Rhetorical Gestures (was Re: Spivak sez...)

William S. Lear rael at zopyra.com
Tue Oct 19 07:20:45 PDT 1999


On Monday, October 18, 1999 at 16:52:14 (-0400) Doug Henwood writes:
>Charles Brown wrote:
>
>>What I mean is that Kant was no more progressive than Franklin and Jefferson.
>
>Jefferson? Whose vision of paradise was one of yeoman farmers and
>slaveowning gentry? And who wrote these lovely words: "Providence has
>in fact so established the order of things that most evils are the
>means of producing some good. The yellow fever will discourage the
>growth of great cities in our nation; & I view great cities as
>pestilential to the morals, the health, and the liberties of man.
>True, they nourish some of the elegant arts; but the useful ones can
>thrive elsewhere, and less perfection in others, with more health,
>virtue, and freedom would be my choice." That Jefferson?

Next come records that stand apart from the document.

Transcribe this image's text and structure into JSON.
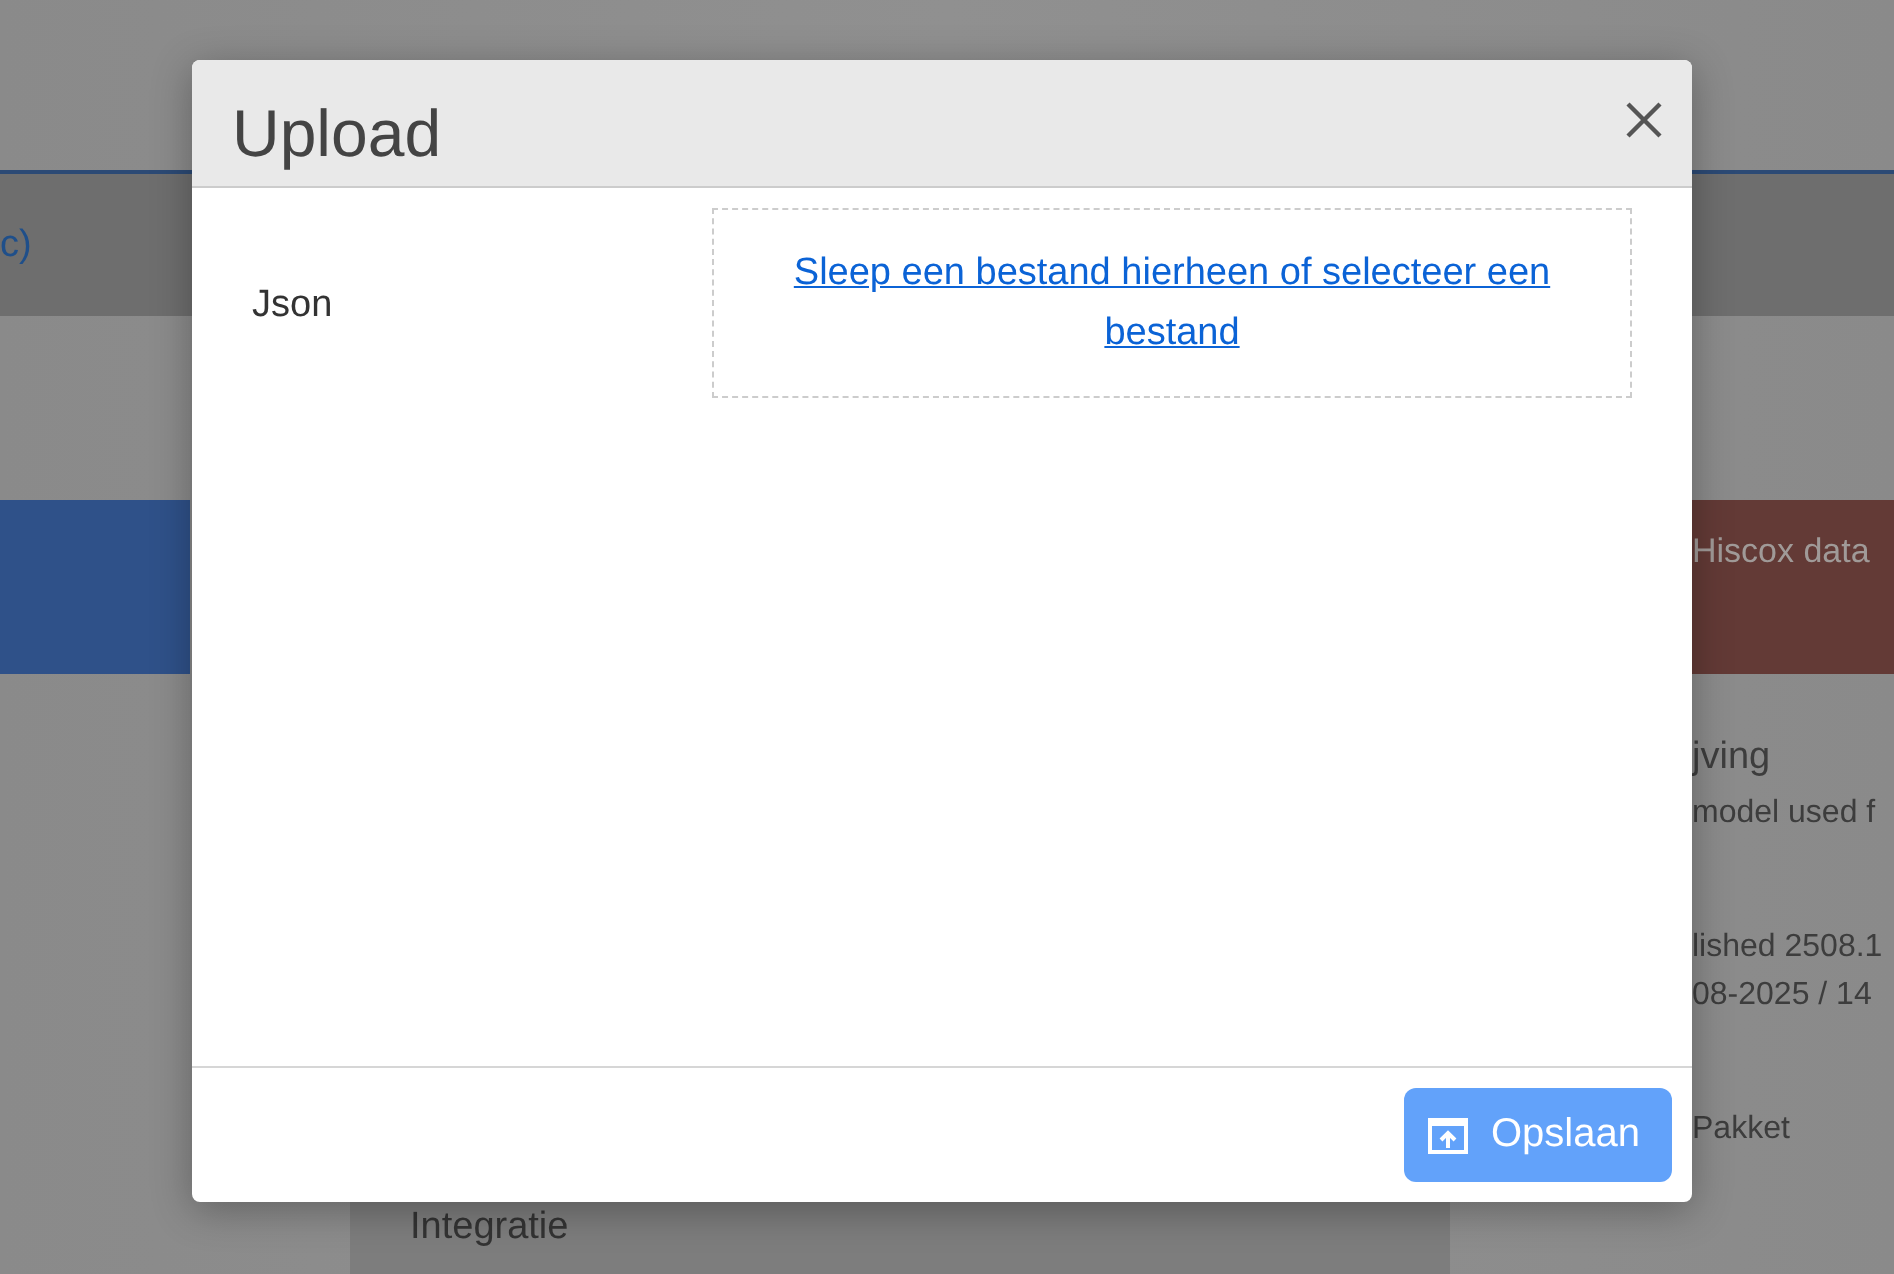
{
  "background": {
    "band_link": "c)",
    "right_panel_title": "Hiscox data",
    "right_texts": [
      "jving",
      "model used f",
      "lished 2508.1",
      "08-2025 / 14",
      "Pakket"
    ],
    "bottom_card_title": "Integratie"
  },
  "dialog": {
    "title": "Upload",
    "field_label": "Json",
    "dropzone_link": "Sleep een bestand hierheen of selecteer een bestand",
    "save_button": "Opslaan"
  }
}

But Jefferson ideas were a tad more mingled than that, particularly toward the end of his life. Chomsky makes the following broadly important point:

... if you look at the *ideology* of the

founding fathers -- not what they actually *believed* -- but

at the doctrines that they professed, which is something

quite different, they were opposed to centers of power and

authority. In the 18th century that meant they were opposed

to the feudal system, and the absolutist state and the

church and so on.

Chomsky elsewhere gives a good example of Jefferson's "dark side":

The doctrine of seditious libel was also upheld in the American

colonies. The intolerance of dissent during the revolutionary

period is notorious. The leading American libertarian, Thomas

Jefferson, agreed that punishment was proper for "a traitor in

thought, but not in deed," and authorized internment of political

suspects. He and the other Founders agreed that "traitorous or

disrespectful words" against the authority of the national state

or any of its component states was criminal. "During the

revolution," Leonard Levy observes, "Jefferson, like Washington,

the Adamses, and Paine, believed that there could be no

toleration for serious differences of political opinion on the

issue of independence, no acceptable alternative to complete

submission to the patriot cause. Everywhere there was unlimited

liberty to praise it, none to criticize it." At the outset of the

Revolution, the Continental Congress urged the states to enact

legislation to prevent the people from being "deceived and drawn

into erroneous opinion." It was not until the Jeffersonians were

themselves subjected to repressive measures in the late 1790s

that they developed a body of more libertarian thought for

self-protection --- reversing course, however, when they gained

power themselves.

---Noam Chomsky, "Force and Opinion", *Z*, July/August

1991, p. 23-24

Another example of Jefferson's elitism:

After the American revolution, rebellious and independent farmers

had to be taught by force that the ideals expressed in the

pamphlets of 1776 were not to be taken seriously. The common

people were not to be represented by countrymen like themselves,

that know the people's sores, but by gentry, merchants, lawyers,

and others who hold or serve private power. Jefferson and Madison

believed that power should be in the hands of the "natural

aristocracy," Edmund Morgan comments, "men like themselves" who

would defend property rights against Hamilton's "paper

aristocracy" and from the poor; they "regarded slaves, paupers,

and destitute laborers as an ever-present danger to liberty as

well as property." The reigning doctrine, expressed by the

Founding Fathers, is that "the people who own the country ought

to govern it" (John Jay). The rise of corporations in the 19th

century, and the legal structures devised to grant them dominance

over private and public life, established the victory of the

Federalist opponents of popular democracy in a new and powerful

form.

---Noam Chomsky, *Deterring Democracy*, Chapter 12.

but then:

For working people, David Montgomery observes, the most important

part of the Jeffersonian legacy was the shelter it provided to

free association, diversity of beliefs and behavior, and defiance

of alleged social superiors in society. The structures of civil

society obstructed bourgeois control of American life at every

turn. Hence, the unremitting campaigns to demolish the

independent press and eliminate effective forms of community

solidarity, from trade unions to political clubs and

organizations. They have been conducted with passionate intensity

and considerable success.

---Noam Chomsky, letter to *CAQ*, 09/01/1995

Jefferson was strongly opposed to the growing banking interests and corporate dominance, and very late in his life admitted that the people themselves were though perhaps not the "wisest", were the "best" ones to determine the conduct of public policy.